I think my preferred thought experiment might be, which of the following two is easier to imagine:

a) A society where the way things are produces and distributed is utterly irrelevant to society.

b) A society where the way people are racially classified is utterly irrelevant to society.

It seems to me that the former is obviously impossible, but the latter isn't that difficult to conceive (although, obviously, ridiculously difficult to put into practice). Hence, the irreducibility of class.

Would also like to emphasise that this argument has nothing to do with the outdated marxist one that class politics are more important (or really separable) from race politics.
 
 
Lurid Archive
06:17 / 29.11.07
I'm more confused, Jackie. Class is a "process of transformation..."? I thought class in the Marxist sense was a division of people according to whether they own significant assets or are paid to produce things by those who do...roughly. So while I can accept a) a dynamic conflict between economic forces as an extremely rough outline of some periods of European history, I'm not entirely sure what it has to do with class, per se. That is, if Burger King and Macdonalds engage in a price war, this is certainly an economic conflict but would you really say it was a class conflict? The point being that if you analyse things in terms of economics, Burger King and Macdonalds look like pretty similar entities.

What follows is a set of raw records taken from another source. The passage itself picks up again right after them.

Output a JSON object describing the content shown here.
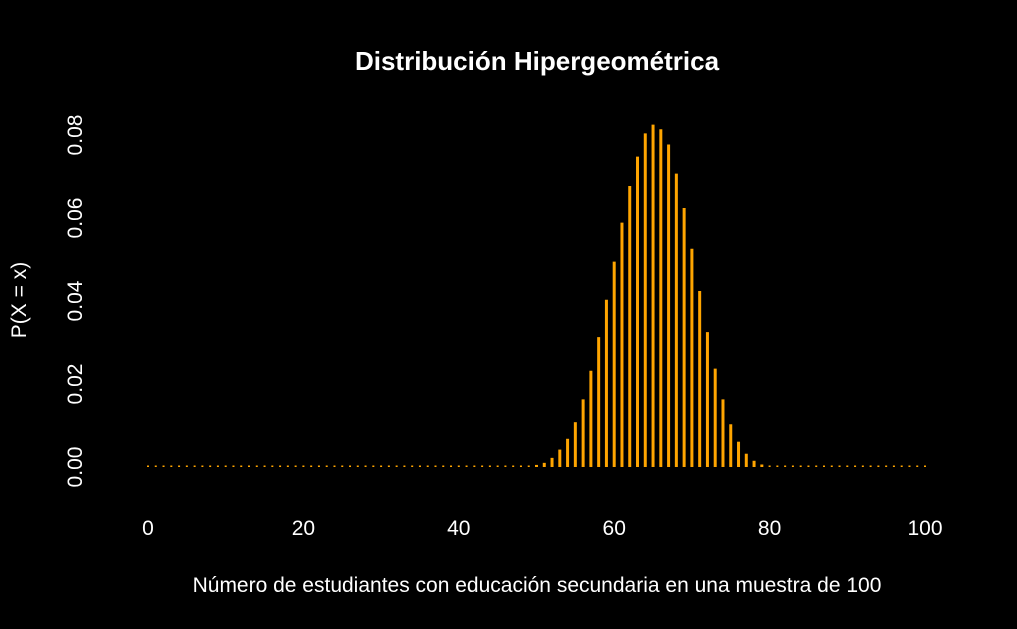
{
  "chart_data": {
    "type": "bar",
    "title": "Distribución Hipergeométrica",
    "xlabel": "Número de estudiantes con educación secundaria en una muestra de 100",
    "ylabel": "P(X = x)",
    "xlim": [
      0,
      100
    ],
    "ylim": [
      0,
      0.085
    ],
    "x_ticks": [
      0,
      20,
      40,
      60,
      80,
      100
    ],
    "x_tick_labels": [
      "0",
      "20",
      "40",
      "60",
      "80",
      "100"
    ],
    "y_ticks": [
      0,
      0.02,
      0.04,
      0.06,
      0.08
    ],
    "y_tick_labels": [
      "0.00",
      "0.02",
      "0.04",
      "0.06",
      "0.08"
    ],
    "grid": false,
    "legend": "none",
    "bar_color": "#FFA500",
    "background": "#000000",
    "x": [
      0,
      1,
      2,
      3,
      4,
      5,
      6,
      7,
      8,
      9,
      10,
      11,
      12,
      13,
      14,
      15,
      16,
      17,
      18,
      19,
      20,
      21,
      22,
      23,
      24,
      25,
      26,
      27,
      28,
      29,
      30,
      31,
      32,
      33,
      34,
      35,
      36,
      37,
      38,
      39,
      40,
      41,
      42,
      43,
      44,
      45,
      46,
      47,
      48,
      49,
      50,
      51,
      52,
      53,
      54,
      55,
      56,
      57,
      58,
      59,
      60,
      61,
      62,
      63,
      64,
      65,
      66,
      67,
      68,
      69,
      70,
      71,
      72,
      73,
      74,
      75,
      76,
      77,
      78,
      79,
      80,
      81,
      82,
      83,
      84,
      85,
      86,
      87,
      88,
      89,
      90,
      91,
      92,
      93,
      94,
      95,
      96,
      97,
      98,
      99,
      100
    ],
    "values": [
      0,
      0,
      0,
      0,
      0,
      0,
      0,
      0,
      0,
      0,
      0,
      0,
      0,
      0,
      0,
      0,
      0,
      0,
      0,
      0,
      0,
      0,
      0,
      0,
      0,
      0,
      0,
      0,
      0,
      0,
      0,
      0,
      0,
      0,
      0,
      0,
      0,
      0,
      0,
      0,
      0,
      0,
      0,
      0,
      0,
      0,
      0,
      0,
      0,
      0,
      0.0005,
      0.001,
      0.0022,
      0.0042,
      0.0068,
      0.0108,
      0.0163,
      0.0232,
      0.0313,
      0.0403,
      0.0495,
      0.0589,
      0.0677,
      0.0748,
      0.0804,
      0.0825,
      0.0814,
      0.0777,
      0.0707,
      0.0624,
      0.0526,
      0.0424,
      0.0325,
      0.0237,
      0.0163,
      0.0103,
      0.0061,
      0.0032,
      0.0015,
      0.0006,
      0.0002,
      0,
      0,
      0,
      0,
      0,
      0,
      0,
      0,
      0,
      0,
      0,
      0,
      0,
      0,
      0,
      0,
      0,
      0,
      0,
      0
    ]
  }
}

While I'm not sure if you can really say that European conflict followed that model, the fight for empire and the related resources isn't obviously disimilar either.
 
 
Jackie Susann
08:19 / 29.11.07
Yeah, I think the problem here is that when I say 'marxist' what I actually mean is 'the pretty fucking obscure ultraleftist tradition within marxism'. For which economics refers, not to a specialised discipline or range of business practices, but the (inherently dynamic) ways things are produced and distributed in society. That is what I am suggesting is irreducible - although obviously, any specific manifestation (Burger King v MacDonalds, bourgeoisie v proletariat, etc.) is just as socially constructed as race.
 
 
Closed for Business Time
08:37 / 29.11.07
...In which case the referent of the word class is so large as to be largely worthless, or largely trivial, probably both. I think there's a reason why even Marxist sociologists tend to operationalise class as a function of income, education and a few other core factors, instead of going with "the broad forces of production". Or am I creating a strawman here?

Shut up Nolte, that's the second time you butt into a discussion about a philosopher without knowing diddly-squat about him!
 
 
All Acting Regiment
09:05 / 29.11.07
Would also like to emphasise that this argument has nothing to do with the outdated marxist one that class politics are more important (or really separable) from race politics.

So you solve the problem of segregation in country X. Then what? Job done? Not that you were suggesting this, but there's a lot of fluffy obscurantists at my university who have the Marxphobia - and who seem to think that having a few people in wheelchairs on the BBC idents solves any problems our society might conceivably have...
 
 
All Acting Regiment
09:31 / 29.11.07
Which post is snarky, and I apologise. Let me re-word it - how are you going to solve the racist superstructure without tackling the base? - if that's what you're suggesting. If not, and I'm missing something which is quite likely, could you explain the position a bit more?
 
 
petunia
11:48 / 29.11.07
I've made teh shiny new Class / War thread here so we can go off-topic in-topic.
 
 
Jackie Susann
18:58 / 29.11.07
No, I think the problems are interlinked and mutually intractable - i.e., I think it's just as naive when Marxists say (used to say) 'once we have a revolution and sort out the base all these trivial racial (or sexual or whatever) superstructure problems will disappear'.
 
 
multitude.tv
05:35 / 13.08.08
Bump...

I just finished a seminar with Badiou and am digesting what happened. He was much clearer in how he is using Set Theory ontologically than what comes across in his work, IMHO.

In any case his book, Logic of the World (volume 2 of Being ad Event) will be coming out latter this year and a followup, the 2nd manifesto for Philosophy which will be the condensed "communicable" version (he thinks of the first Manifesto for Philosophy as a short version of Being and Event).